1) Leverage. The IRS does NOT allow the use of margin or leverage in a 401K or regular IRA, but the they do allow leverage for self-directed IRA investments in rental property. That allows the appreciation rate (5% in our example) to apply to an $885,000 asset (Column G) instead of a $500K asset (Column B). That leverage adds about $400,000 of the extra gain in our example.

2) Renters. If you were to deposit and invest $400,000 in an IRA with E-Trade or Fidelity or another stock broker for fifteen years, would they pay you back your deposit over that time? Ha-ha, funny question. No, sorry. But if you borrowed $400,000 to buy real estate in your IRA, your renters WILL pay that loan down to zero over the fifteen years. That "renter pay-down" provides another $400,000 of gain in our example: $400K from leverage + $400K from renters = $800K larger nest egg or $6,000 per month extra income for your retirement.

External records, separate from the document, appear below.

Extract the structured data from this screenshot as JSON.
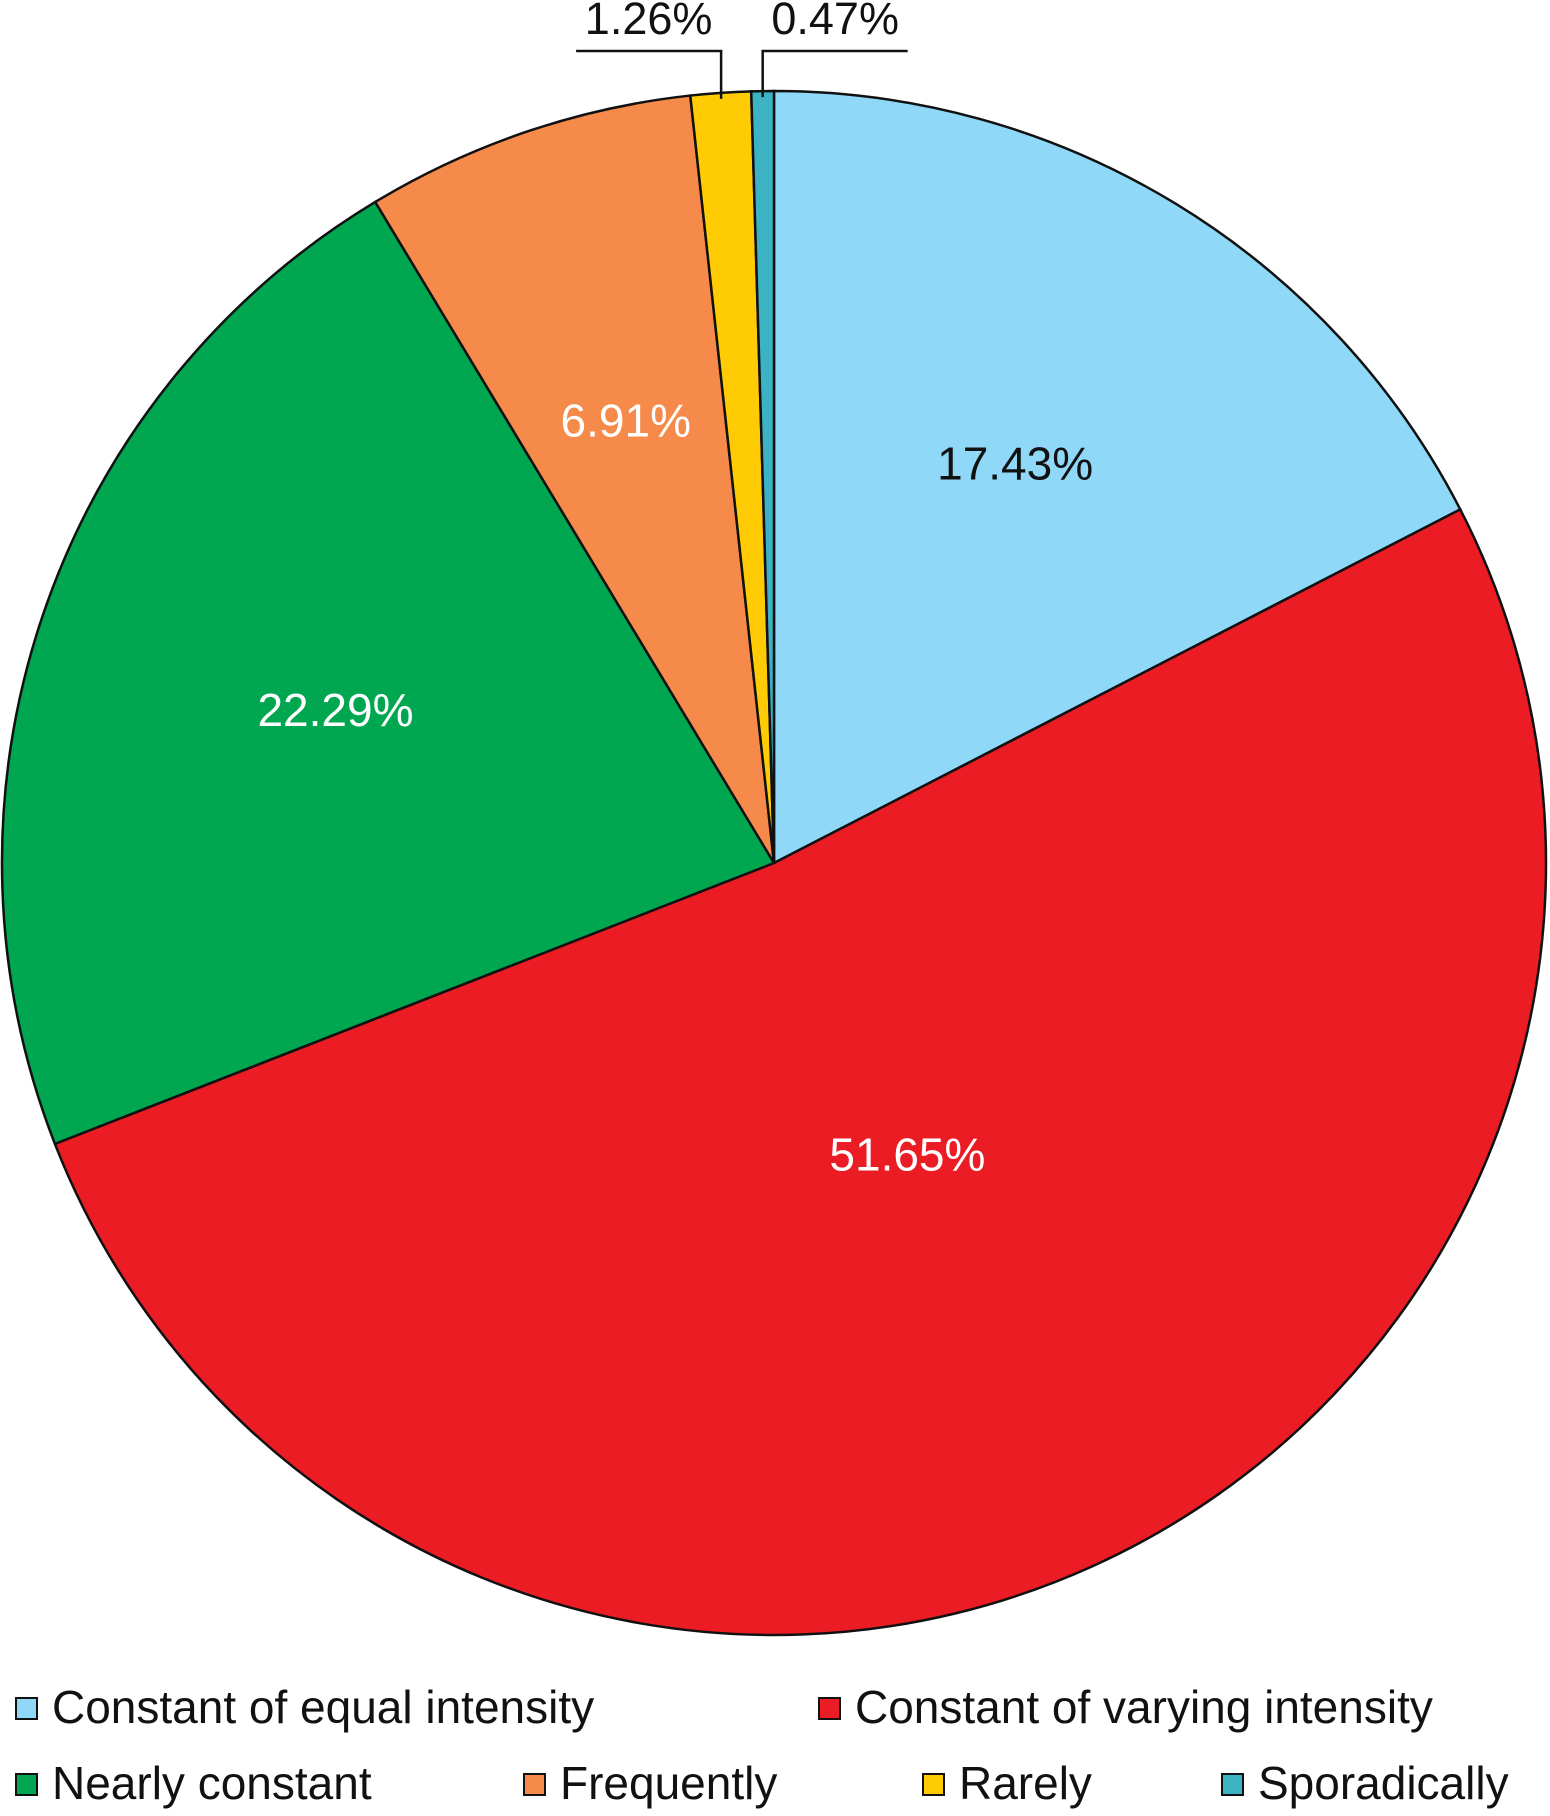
{
  "chart_data": {
    "type": "pie",
    "categories": [
      "Constant of equal intensity",
      "Constant of varying intensity",
      "Nearly constant",
      "Frequently",
      "Rarely",
      "Sporadically"
    ],
    "values": [
      17.43,
      51.65,
      22.29,
      6.91,
      1.26,
      0.47
    ],
    "value_labels": [
      "17.43%",
      "51.65%",
      "22.29%",
      "6.91%",
      "1.26%",
      "0.47%"
    ],
    "colors": [
      "#8fd8f7",
      "#ec1c24",
      "#00a650",
      "#f58a4b",
      "#ffcb05",
      "#3bb3c3"
    ]
  }
}
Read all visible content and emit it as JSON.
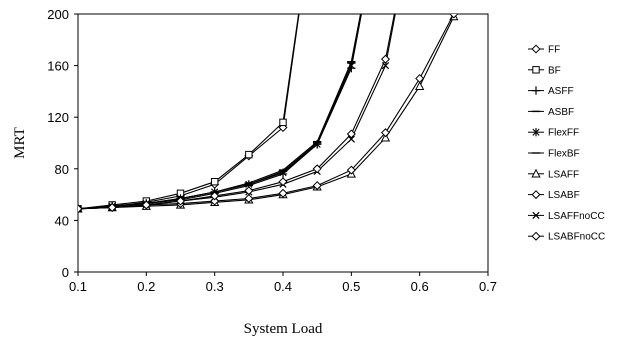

After our clients finally "grok" this huge difference, their eyes usually light up big and bright. However, after about 10 seconds they frown and retort "yes, but I don't have to actively manage my stock portfolio and I would have to manage a property." Our simple response is "No worries! We'll manage it for you." Then the frown turns upside-down... Click here to learn about our property management services.

NOTE: If you can't afford to transfer the amount above out of your IRA/401K, you could withdraw less or add a partner, as shown on our Partner example.